Ma l’ostacolo maggiore per una decisione in tal senso è eminentemente politico ed è legato ai trasferimenti di risorse – seppur modesti e più che compensati da ritorni complessivi – dai paesi più forti ai paesi in difficoltà che un fondo permanente anticrisi di questo genere potrebbe contemplare. Questi trasferimenti sono giudicati inaccettabili in molti paesi oggi in Europa, in primo luogo in Germania, dove a fine marzo si svolgeranno nel Baden-Wűrttemberg elezioni molto importanti anche per gli equilibri politici nazionali.

Instabilità finanziaria
Il terzo e ultimo tema chiave per una soluzione positiva della crisi europea riguarda la stabilità finanziaria. Misure e meccanismi importanti sono stati varati in questi mesi, ma resta il problema chiave di riuscire a separare la crisi bancaria dalla crisi dei debiti sovrani. Esse sono oggi strettamente intrecciate attraverso i salvataggi bancari operati con denaro dei contribuenti, come nel caso dell’Irlanda. Servirebbe un piano di ricapitalizzazione e ristrutturazione del settore bancario, che sia ampio, complessivo ed esteso all’intera area europea. A questo scopo andrebbero approntati meccanismi di risanamento dei sistemi bancari di alcuni paesi, così da isolare le banche di fatto fallite – e da chiudere – dal resto del sistema che può essere invece ristrutturato e risanato.

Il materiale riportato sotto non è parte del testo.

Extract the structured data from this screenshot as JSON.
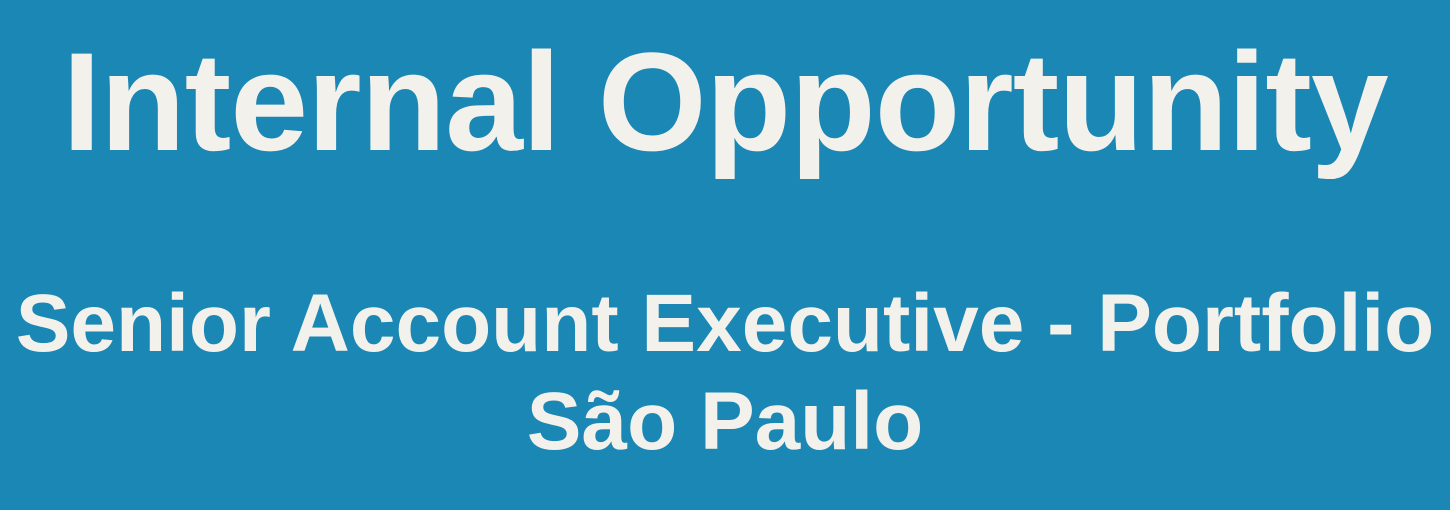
{
  "banner": {
    "title": "Internal Opportunity",
    "role": "Senior Account Executive - Portfolio",
    "location": "São Paulo",
    "background_color": "#1a87b5",
    "text_color": "#f3f1ec"
  }
}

Non è facile valutare l’ammontare esatto di risorse che costerebbe un insieme di interventi di questo genere. Le stime sono assai varie, e indicano comunque cifre importanti, oscillanti tra i 100 e i 200 miliardi di euro. A questo riguardo lo “stress test” effettuato lo scorso anno per accertare le condizioni di salute di circa 90 banche medio-grandi europee avrebbe potuto rafforzare la credibilità del sistema finanziario europeo e la sua capacità di sostenere la ripresa in corso. Si è trattato in realtà di un test all’acqua di rose e, comunque, ispirato a criteri troppo blandi. Basti pensare che il fabbisogno di ricapitalizzazione venne stimato pari ad appena 3,5 miliardi di euro.

Si è deciso di riprovarci e condurre tra un po’ un nuovo check-up del sistema bancario europeo avvalendosi questa volta della nuova Autorità bancaria europea (Eba). L’obiettivo è arrivare a fornire nuovo capitale là dove necessario. Ma le anticipazioni che si sono potute cogliere finora sono tutt’altro che rassicuranti circa la ‘severità’ degli esami che verranno condotti. Uno scetticismo dettato in particolare dalla cautela che continua a caratterizzare la Germania nella valutazione delle difficoltà delle sue banche.

Su questo e altri aspetti della governance economica europea i paesi della zona euro e l’intera Ue saranno comunque chiamati a dare risposte chiare per fronteggiare la situazione di crisi che rimane aperta e foriera di rischi per la stabilità dell’euro.

Paolo Guerrieri è professore ordinario alla ‘Sapienza’ Università di Roma e Vice-presidente dello Iai.